I just realized that my subscription to WIRED expired last month, which annoys me since I really look forward to that magazine each month, even if its apparent editorial policy of "Anything Digital equals GOOD!" gets a bit cloying at times. So I thumbed through a bit of old mail that I let pile up, and sure enough, there was a "Final Notice" mailing from WIRED that my subscription was about to end and I had to renew by early May to get the great savings. So it's my fault that I missed it. I realize that.

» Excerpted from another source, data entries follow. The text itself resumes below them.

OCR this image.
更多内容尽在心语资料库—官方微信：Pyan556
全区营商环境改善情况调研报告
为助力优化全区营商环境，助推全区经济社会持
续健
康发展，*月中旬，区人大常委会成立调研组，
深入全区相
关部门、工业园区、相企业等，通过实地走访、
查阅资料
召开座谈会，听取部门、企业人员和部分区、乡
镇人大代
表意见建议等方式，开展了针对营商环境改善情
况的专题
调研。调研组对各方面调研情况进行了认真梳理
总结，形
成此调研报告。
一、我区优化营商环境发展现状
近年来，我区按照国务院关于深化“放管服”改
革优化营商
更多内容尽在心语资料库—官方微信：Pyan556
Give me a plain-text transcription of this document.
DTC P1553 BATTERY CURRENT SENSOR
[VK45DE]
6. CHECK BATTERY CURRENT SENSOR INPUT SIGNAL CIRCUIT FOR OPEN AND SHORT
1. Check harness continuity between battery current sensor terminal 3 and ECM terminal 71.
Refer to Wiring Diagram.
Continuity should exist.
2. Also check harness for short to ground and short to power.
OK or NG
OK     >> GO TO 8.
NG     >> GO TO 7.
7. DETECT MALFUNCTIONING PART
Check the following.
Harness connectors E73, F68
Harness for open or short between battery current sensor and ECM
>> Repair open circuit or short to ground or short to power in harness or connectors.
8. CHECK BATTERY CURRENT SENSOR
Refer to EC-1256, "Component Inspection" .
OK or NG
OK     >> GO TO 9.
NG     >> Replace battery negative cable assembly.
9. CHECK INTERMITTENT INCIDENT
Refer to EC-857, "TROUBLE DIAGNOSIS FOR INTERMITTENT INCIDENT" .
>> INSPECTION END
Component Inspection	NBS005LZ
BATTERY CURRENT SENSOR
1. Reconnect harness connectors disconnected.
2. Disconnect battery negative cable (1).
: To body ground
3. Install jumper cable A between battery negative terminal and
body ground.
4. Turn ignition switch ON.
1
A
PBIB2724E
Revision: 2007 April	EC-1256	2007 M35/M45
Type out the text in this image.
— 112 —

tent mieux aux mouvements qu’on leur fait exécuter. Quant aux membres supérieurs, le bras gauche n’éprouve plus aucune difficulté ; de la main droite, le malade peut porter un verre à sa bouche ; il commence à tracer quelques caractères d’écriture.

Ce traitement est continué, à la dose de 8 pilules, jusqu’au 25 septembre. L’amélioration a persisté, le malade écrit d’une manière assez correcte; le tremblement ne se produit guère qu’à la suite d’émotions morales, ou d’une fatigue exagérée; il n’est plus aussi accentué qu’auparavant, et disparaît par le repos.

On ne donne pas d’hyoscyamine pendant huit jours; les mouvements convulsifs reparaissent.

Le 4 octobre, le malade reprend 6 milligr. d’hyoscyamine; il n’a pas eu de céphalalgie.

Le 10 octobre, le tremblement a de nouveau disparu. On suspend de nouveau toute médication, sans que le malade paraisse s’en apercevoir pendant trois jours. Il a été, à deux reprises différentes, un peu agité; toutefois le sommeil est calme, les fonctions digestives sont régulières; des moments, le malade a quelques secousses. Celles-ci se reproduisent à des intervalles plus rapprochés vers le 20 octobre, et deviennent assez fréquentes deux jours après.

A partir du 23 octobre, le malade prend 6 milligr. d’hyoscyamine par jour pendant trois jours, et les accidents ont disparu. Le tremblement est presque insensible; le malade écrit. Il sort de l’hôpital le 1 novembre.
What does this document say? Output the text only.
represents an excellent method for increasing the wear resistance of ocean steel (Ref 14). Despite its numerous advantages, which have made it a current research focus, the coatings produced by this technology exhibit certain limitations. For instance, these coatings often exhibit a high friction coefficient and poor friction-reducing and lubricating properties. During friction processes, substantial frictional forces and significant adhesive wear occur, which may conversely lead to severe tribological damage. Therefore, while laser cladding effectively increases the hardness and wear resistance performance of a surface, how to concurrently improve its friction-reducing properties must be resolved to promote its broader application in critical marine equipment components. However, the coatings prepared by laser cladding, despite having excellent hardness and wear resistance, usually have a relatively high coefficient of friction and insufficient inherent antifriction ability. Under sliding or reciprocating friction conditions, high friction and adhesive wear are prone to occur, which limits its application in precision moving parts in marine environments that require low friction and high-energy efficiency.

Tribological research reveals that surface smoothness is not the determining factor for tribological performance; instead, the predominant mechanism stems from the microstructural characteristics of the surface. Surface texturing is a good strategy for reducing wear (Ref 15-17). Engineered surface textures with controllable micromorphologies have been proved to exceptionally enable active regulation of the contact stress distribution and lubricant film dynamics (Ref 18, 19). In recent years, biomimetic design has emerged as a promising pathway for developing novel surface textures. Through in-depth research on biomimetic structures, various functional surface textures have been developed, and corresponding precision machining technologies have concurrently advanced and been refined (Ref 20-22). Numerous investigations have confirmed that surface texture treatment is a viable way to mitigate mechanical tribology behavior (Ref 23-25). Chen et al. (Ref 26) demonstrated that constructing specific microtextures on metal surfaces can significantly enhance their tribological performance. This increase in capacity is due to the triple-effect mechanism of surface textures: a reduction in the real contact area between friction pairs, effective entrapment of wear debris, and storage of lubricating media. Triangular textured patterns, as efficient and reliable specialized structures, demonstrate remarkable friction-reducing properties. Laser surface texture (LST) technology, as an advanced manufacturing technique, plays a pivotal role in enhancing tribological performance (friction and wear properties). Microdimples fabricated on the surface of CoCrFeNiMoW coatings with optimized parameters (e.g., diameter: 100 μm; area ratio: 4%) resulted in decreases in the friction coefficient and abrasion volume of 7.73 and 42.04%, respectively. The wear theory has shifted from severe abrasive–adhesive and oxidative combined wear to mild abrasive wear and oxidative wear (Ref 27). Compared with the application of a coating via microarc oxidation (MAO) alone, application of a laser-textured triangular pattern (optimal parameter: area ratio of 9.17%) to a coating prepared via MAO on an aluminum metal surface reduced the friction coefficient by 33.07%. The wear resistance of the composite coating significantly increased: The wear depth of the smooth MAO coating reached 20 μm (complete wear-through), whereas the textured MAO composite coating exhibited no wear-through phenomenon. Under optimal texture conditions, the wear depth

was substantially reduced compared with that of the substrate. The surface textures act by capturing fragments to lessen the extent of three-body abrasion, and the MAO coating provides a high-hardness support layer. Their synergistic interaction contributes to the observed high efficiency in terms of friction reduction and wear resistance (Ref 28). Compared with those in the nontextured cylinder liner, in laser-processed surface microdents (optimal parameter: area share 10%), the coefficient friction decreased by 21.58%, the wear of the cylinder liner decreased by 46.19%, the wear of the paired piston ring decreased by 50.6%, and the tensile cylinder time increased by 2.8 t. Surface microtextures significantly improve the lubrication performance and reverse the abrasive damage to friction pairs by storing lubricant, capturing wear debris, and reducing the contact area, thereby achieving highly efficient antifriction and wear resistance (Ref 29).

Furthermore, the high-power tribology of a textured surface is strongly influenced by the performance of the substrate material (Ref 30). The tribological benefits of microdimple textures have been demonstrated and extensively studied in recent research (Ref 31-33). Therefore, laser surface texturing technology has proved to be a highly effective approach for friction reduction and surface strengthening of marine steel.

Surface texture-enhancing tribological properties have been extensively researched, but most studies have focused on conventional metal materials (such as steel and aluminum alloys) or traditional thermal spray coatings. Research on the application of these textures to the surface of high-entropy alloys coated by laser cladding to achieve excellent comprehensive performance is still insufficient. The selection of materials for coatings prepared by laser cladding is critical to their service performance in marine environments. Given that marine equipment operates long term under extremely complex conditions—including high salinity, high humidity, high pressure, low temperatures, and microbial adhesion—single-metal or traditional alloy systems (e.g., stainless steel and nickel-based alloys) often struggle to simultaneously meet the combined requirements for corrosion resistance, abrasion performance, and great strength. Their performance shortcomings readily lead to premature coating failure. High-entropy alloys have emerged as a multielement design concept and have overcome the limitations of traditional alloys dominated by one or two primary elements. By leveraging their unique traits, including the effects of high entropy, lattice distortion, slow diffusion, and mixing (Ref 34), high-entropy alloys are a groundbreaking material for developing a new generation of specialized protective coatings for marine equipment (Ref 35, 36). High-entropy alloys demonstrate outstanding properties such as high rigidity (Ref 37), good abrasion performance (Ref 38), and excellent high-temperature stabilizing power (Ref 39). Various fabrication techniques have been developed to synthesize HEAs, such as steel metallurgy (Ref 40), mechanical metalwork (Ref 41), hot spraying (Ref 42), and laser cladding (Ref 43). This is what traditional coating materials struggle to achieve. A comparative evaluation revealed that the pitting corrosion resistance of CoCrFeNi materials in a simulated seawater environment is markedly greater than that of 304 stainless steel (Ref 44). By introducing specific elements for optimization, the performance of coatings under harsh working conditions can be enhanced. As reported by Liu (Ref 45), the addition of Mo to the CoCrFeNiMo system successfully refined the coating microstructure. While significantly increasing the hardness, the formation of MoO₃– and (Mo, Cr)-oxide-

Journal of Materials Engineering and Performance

But you know, it would be nice if magazines didn't emblazon all of their subscription flyers they send out with messages like "ACT NOW!" and "ONE TIME OFFER!" and "DON'T ALLOW AN INTERRUPTION IN YOUR SUBSCRIPTION!", with that last one often being on mailings sent when the subscription is in absolutely no danger of running out anytime in the next six months. I know, to get the sale you have to create a sense of urgency, but after a while, doesn't it all start to look the same? Don't all those attempts to create "urgency" just end up being the sales equivalents of small boys shouting "wolf"? I might have paid that last notice more mind had it not been virtually indistinguishable from every other mailing WIRED has ever sent me.
Anyway, I'll buy a copy at The Store and send off one of those handy cards, and then everything will be happy again.
(Except for this: can't magazines stop enclosing five or six copies of their business-reply subscription card in the copies they're sending to subscribers?!)